Paper No. 2
Presentation Time: 8:20 AM
MODELING GROUND-WATER RECHARGE FROM PRECIPITATION—DEVELOPMENT AND IMPLEMENTATION OF THE GSFLOW MODEL
Flow and storage in the unsaturated zone commonly are neglected when assessing ground-water recharge in humid areas, because the unsaturated zone is assumed to be too thin to store much water. Consequently, most ground-water flow models in humid areas apply recharge directly to the saturated zone. Changing land use and ground-water development have increased concerns regarding ground-water interaction with surface water and have led to more sophisticated techniques to model spatial- and time-varying recharge. GSFLOW is a ground-water/surface-water flow model being developed by the USGS that couples the Precipitation Runoff Modeling System (PRMS) with the Modular Ground-Water Flow Model (MODFLOW). The coupling is via a new soil-moisture zone module in PRMS and a new unsaturated-zone flow package in MODFLOW. GSFLOW simulates spatial- and time-varying recharge on the basis of daily energy and mass balances among precipitation, solar radiation, heat, evapotranspiration, runoff, infiltration, and storage in the snowpack and soil zone, and percolation and storage through the unsaturated zone. Fluxes are computed dynamically among PRMS hydrologic response units and corresponding MODFLOW cells. GSFLOW has a modular design that allows for the use of existing and future PRMS modules and MODFLOW packages.

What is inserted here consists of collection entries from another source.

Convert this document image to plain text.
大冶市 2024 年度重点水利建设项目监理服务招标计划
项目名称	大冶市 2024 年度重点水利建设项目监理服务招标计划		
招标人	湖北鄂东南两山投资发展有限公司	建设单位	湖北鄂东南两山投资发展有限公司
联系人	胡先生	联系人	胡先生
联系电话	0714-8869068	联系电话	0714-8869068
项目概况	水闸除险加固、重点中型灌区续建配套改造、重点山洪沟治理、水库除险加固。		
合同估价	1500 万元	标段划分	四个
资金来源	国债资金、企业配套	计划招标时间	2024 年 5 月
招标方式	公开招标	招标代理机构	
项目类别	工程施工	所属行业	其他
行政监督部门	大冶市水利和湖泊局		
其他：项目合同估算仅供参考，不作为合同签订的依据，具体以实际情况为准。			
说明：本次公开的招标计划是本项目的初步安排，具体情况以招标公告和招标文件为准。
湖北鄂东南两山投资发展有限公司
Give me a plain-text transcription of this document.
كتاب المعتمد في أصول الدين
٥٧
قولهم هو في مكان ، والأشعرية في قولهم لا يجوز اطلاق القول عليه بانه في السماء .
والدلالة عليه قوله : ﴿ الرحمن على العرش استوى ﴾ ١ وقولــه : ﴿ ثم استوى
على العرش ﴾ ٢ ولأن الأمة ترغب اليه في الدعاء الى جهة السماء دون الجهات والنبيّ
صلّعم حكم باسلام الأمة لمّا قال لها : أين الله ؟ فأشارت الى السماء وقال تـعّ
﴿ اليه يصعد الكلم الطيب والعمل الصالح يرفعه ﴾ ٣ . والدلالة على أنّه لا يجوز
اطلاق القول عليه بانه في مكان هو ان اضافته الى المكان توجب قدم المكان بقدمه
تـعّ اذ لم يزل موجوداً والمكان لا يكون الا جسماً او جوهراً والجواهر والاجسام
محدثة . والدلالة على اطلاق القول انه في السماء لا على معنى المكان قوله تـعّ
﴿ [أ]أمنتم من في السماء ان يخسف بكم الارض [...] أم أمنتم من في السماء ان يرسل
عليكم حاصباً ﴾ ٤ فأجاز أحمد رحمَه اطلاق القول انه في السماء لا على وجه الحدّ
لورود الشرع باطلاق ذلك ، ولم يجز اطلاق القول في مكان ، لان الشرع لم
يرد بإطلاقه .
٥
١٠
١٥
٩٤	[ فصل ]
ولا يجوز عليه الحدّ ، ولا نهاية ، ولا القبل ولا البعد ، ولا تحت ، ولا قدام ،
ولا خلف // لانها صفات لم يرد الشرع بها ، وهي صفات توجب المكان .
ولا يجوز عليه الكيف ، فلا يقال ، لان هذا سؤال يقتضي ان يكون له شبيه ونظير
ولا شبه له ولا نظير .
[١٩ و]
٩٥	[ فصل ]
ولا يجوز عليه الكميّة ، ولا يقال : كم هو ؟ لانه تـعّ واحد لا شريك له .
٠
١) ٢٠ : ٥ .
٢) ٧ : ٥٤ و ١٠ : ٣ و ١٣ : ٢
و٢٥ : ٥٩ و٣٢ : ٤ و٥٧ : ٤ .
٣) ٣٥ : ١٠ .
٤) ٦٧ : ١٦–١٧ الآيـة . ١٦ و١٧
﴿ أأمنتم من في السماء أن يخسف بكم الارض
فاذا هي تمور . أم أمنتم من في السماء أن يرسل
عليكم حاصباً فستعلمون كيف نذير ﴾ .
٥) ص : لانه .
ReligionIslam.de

GSFLOW is being tested on a 27 km2 watershed underlain by volcanic rocks in the Sierra Nevada near Truckee, California. Land-surface altitude ranges from 1,925 to 2,800 m. Mean precipitation ranges from 89 cm/yr near the basin outlet to 122 cm/yr at the highest elevations. Mean runoff is 40 cm/yr. Most precipitation occurs from November through March in the form of snow. The snowpack normally begins melting in March at the lower elevations and the melt progresses to higher elevations during April through June. The simulation period is from 1981 through 1997 and includes large variations in precipitation and snowmelt. The simulation of ground-water recharge in lowland areas, where the unsaturated zone is thin or nonexistent, results in a rapid streamflow response. Whereas, the simulation of increased recharge in upland areas following years of above normal precipitation, where the unsaturated zone is more than 20 m thick, results in a slow and gradual increase of ground-water discharge to streams.